When Yzerman left he was a third liner and we had Datsyuk and Zetterberg, whereas Lidstrom was still our #1 d-man. Holland seemed surprisingly unprepared for what should have been something the franchise was planning for years in advance.
It's certainly easier written than done. Holland has an incredibly hard job, but has done it very well for so long. As I said above, I was just surprised how unprepared he seemed for something that was inevitable. Lidstrom's retirement was second only to the implementation of the salary cap in terms of its impact on the team.
I'm glad he drafted those players but it kind of supports my case. That's way too late to expect those guys to contribute to the lineup in Lidstrom's absence, especially with defensemen.

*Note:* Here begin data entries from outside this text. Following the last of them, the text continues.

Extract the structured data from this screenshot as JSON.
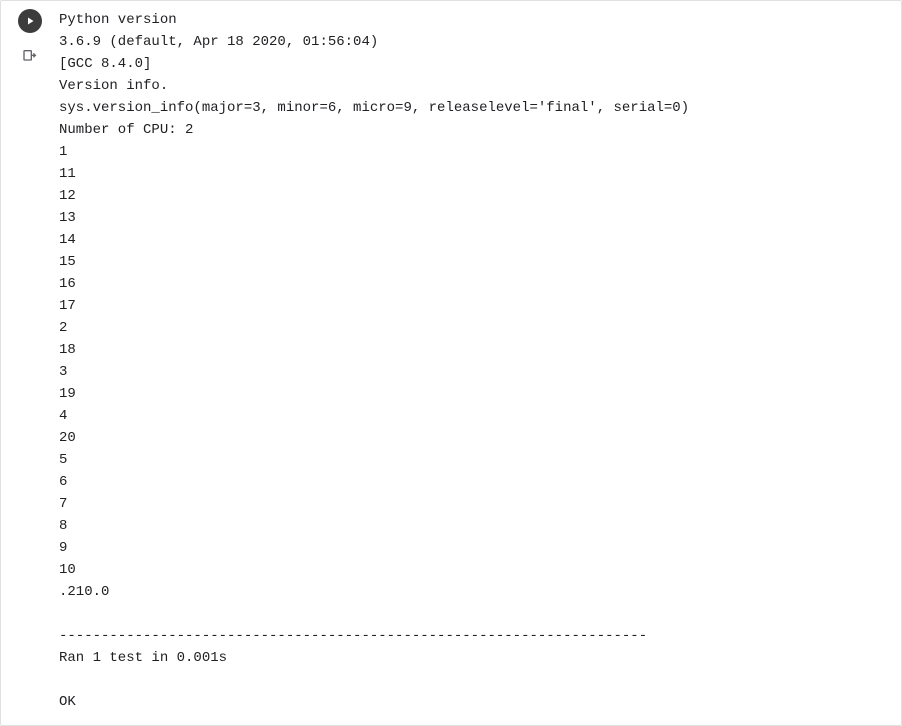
{
  "output": {
    "lines": [
      "Python version",
      "3.6.9 (default, Apr 18 2020, 01:56:04) ",
      "[GCC 8.4.0]",
      "Version info.",
      "sys.version_info(major=3, minor=6, micro=9, releaselevel='final', serial=0)",
      "Number of CPU: 2",
      "1",
      "11",
      "12",
      "13",
      "14",
      "15",
      "16",
      "17",
      "2",
      "18",
      "3",
      "19",
      "4",
      "20",
      "5",
      "6",
      "7",
      "8",
      "9",
      "10",
      ".210.0",
      "",
      "----------------------------------------------------------------------",
      "Ran 1 test in 0.001s",
      "",
      "OK"
    ]
  }
}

It's almost like Holland was in as much denial as the rest of us that Lids would ever retire.
I think it's pretty clear that Holland had no idea that Rafalski was retiring. While everyone looks back now and thinks it was highly obvious that Lidstrom was retiring, he conceivably could have played another 3 or 4 years. Not true to say he did nothing to plan for Stuart's departure. He acquired Quincey in anticipation. Say what you will about him, but at the time, he had put together some good years with the Kings and Avs and Holland had been criticized for letting him walk.
Yeah, he could have had a Plan B if the Suter thing didn't work out, but I think he and Parise kind of threw a last minute monkey wrench into the process by selling themselves as a pair. He also signed DeKeyser, who was coveted by Yzerman and every other NHL team.

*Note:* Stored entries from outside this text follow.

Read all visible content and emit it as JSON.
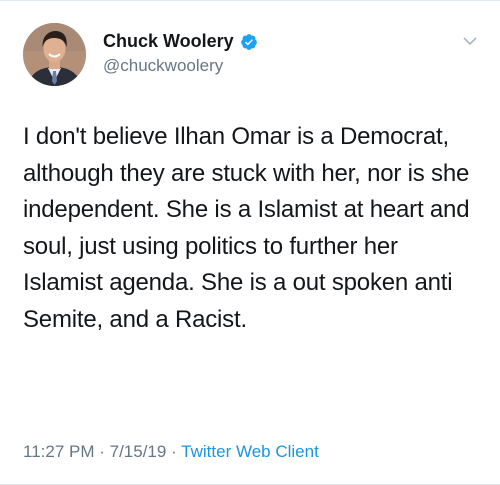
{
  "author": {
    "display_name": "Chuck Woolery",
    "handle": "@chuckwoolery",
    "verified": true,
    "verified_icon": "verified-badge-icon",
    "verified_color": "#1da1f2"
  },
  "tweet": {
    "text": "I don't believe Ilhan Omar is a Democrat, although they are stuck with her, nor is she independent. She is a Islamist at heart and soul, just using politics to further her Islamist agenda. She is a out spoken anti Semite, and a Racist.",
    "time": "11:27 PM",
    "date": "7/15/19",
    "separator": " · ",
    "client": "Twitter Web Client"
  },
  "menu": {
    "icon": "chevron-down-icon"
  },
  "colors": {
    "text": "#14171a",
    "muted": "#657786",
    "link": "#1b95e0"
  }
}
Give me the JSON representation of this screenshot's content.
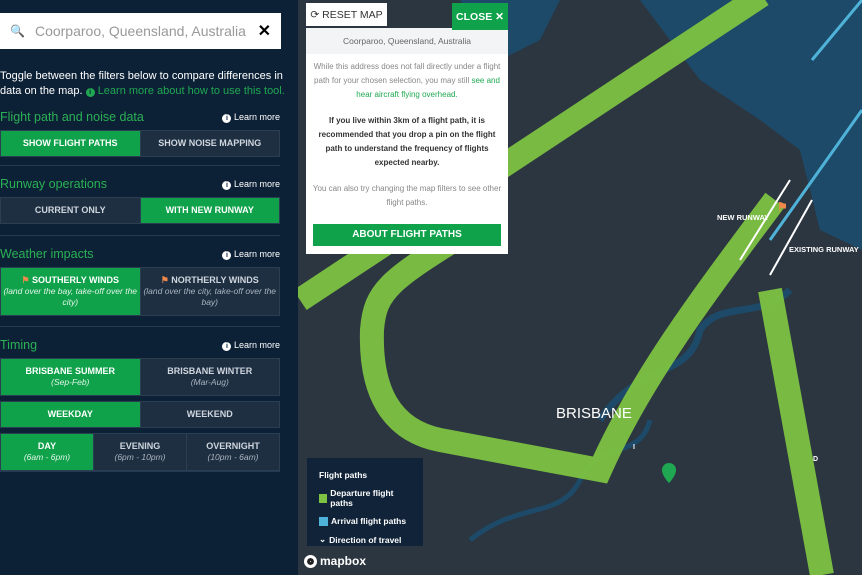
{
  "search": {
    "value": "Coorparoo, Queensland, Australia",
    "icon": "search-icon",
    "clear_icon": "close-icon"
  },
  "intro": {
    "text": "Toggle between the filters below to compare differences in data on the map.",
    "link": "Learn more about how to use this tool."
  },
  "learn_more": "Learn more",
  "sections": {
    "flight": {
      "title": "Flight path and noise data",
      "options": [
        "SHOW FLIGHT PATHS",
        "SHOW NOISE MAPPING"
      ],
      "selected": 0
    },
    "runway": {
      "title": "Runway operations",
      "options": [
        "CURRENT ONLY",
        "WITH NEW RUNWAY"
      ],
      "selected": 1
    },
    "weather": {
      "title": "Weather impacts",
      "options": [
        {
          "label": "SOUTHERLY WINDS",
          "sub": "(land over the bay, take-off over the city)"
        },
        {
          "label": "NORTHERLY WINDS",
          "sub": "(land over the city, take-off over the bay)"
        }
      ],
      "selected": 0
    },
    "timing": {
      "title": "Timing",
      "season": [
        {
          "label": "BRISBANE SUMMER",
          "sub": "(Sep-Feb)"
        },
        {
          "label": "BRISBANE WINTER",
          "sub": "(Mar-Aug)"
        }
      ],
      "week": [
        "WEEKDAY",
        "WEEKEND"
      ],
      "time": [
        {
          "label": "DAY",
          "sub": "(6am - 6pm)"
        },
        {
          "label": "EVENING",
          "sub": "(6pm - 10pm)"
        },
        {
          "label": "OVERNIGHT",
          "sub": "(10pm - 6am)"
        }
      ]
    }
  },
  "map": {
    "reset": "RESET MAP",
    "close": "CLOSE ✕",
    "popup": {
      "address": "Coorparoo, Queensland, Australia",
      "p1": "While this address does not fall directly under a flight path for your chosen selection, you may still",
      "p1_link": "see and hear aircraft flying overhead.",
      "p2": "If you live within 3km of a flight path, it is recommended that you drop a pin on the flight path to understand the frequency of flights expected nearby.",
      "p3": "You can also try changing the map filters to see other flight paths.",
      "button": "ABOUT FLIGHT PATHS"
    },
    "labels": {
      "city": "BRISBANE",
      "new_runway": "NEW RUNWAY",
      "existing_runway": "EXISTING RUNWAY",
      "path_i": "I",
      "path_d": "D"
    },
    "legend": {
      "title": "Flight paths",
      "departure": "Departure flight paths",
      "arrival": "Arrival flight paths",
      "direction": "Direction of travel"
    },
    "attribution": "mapbox",
    "colors": {
      "departure": "#7dc242",
      "arrival": "#4fb3d9",
      "accent": "#0fa24a"
    }
  }
}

I agree with Playmaker, that only with hindsight is Lidstrom's retiring when he did, clear. I believe if it wasn't for the lockout being clearly on the horizon, that he would of played at least another season, maybe more. And I think all of us can agree that even being a few years older he still would of been amongst the best Defensemen in the league. If he had stayed those drafted D-men that Harold mentioned above would be much further along. Some would of been on the team already and the others could of been moved for something.
I think that the strategy to over developed prospects will remain in place until Holland is not the GM. I believe he want's to leave a full cupboard to his successor (Yzerman) when he does step down. I also think and that Illitch and Co are more focused on the Tigers and happy enough with the playoff streak and an outside chance of winning at the moment.
Once Z and Dats retire and (hopefully) Yzerman takes over, I think you will see a move away from the over ripe idea. Some big moves will be made with some of our, highly valued, NHL ready, prospects to rebuild the team with the Captains vision in mind and the beginning of a new era so to speak.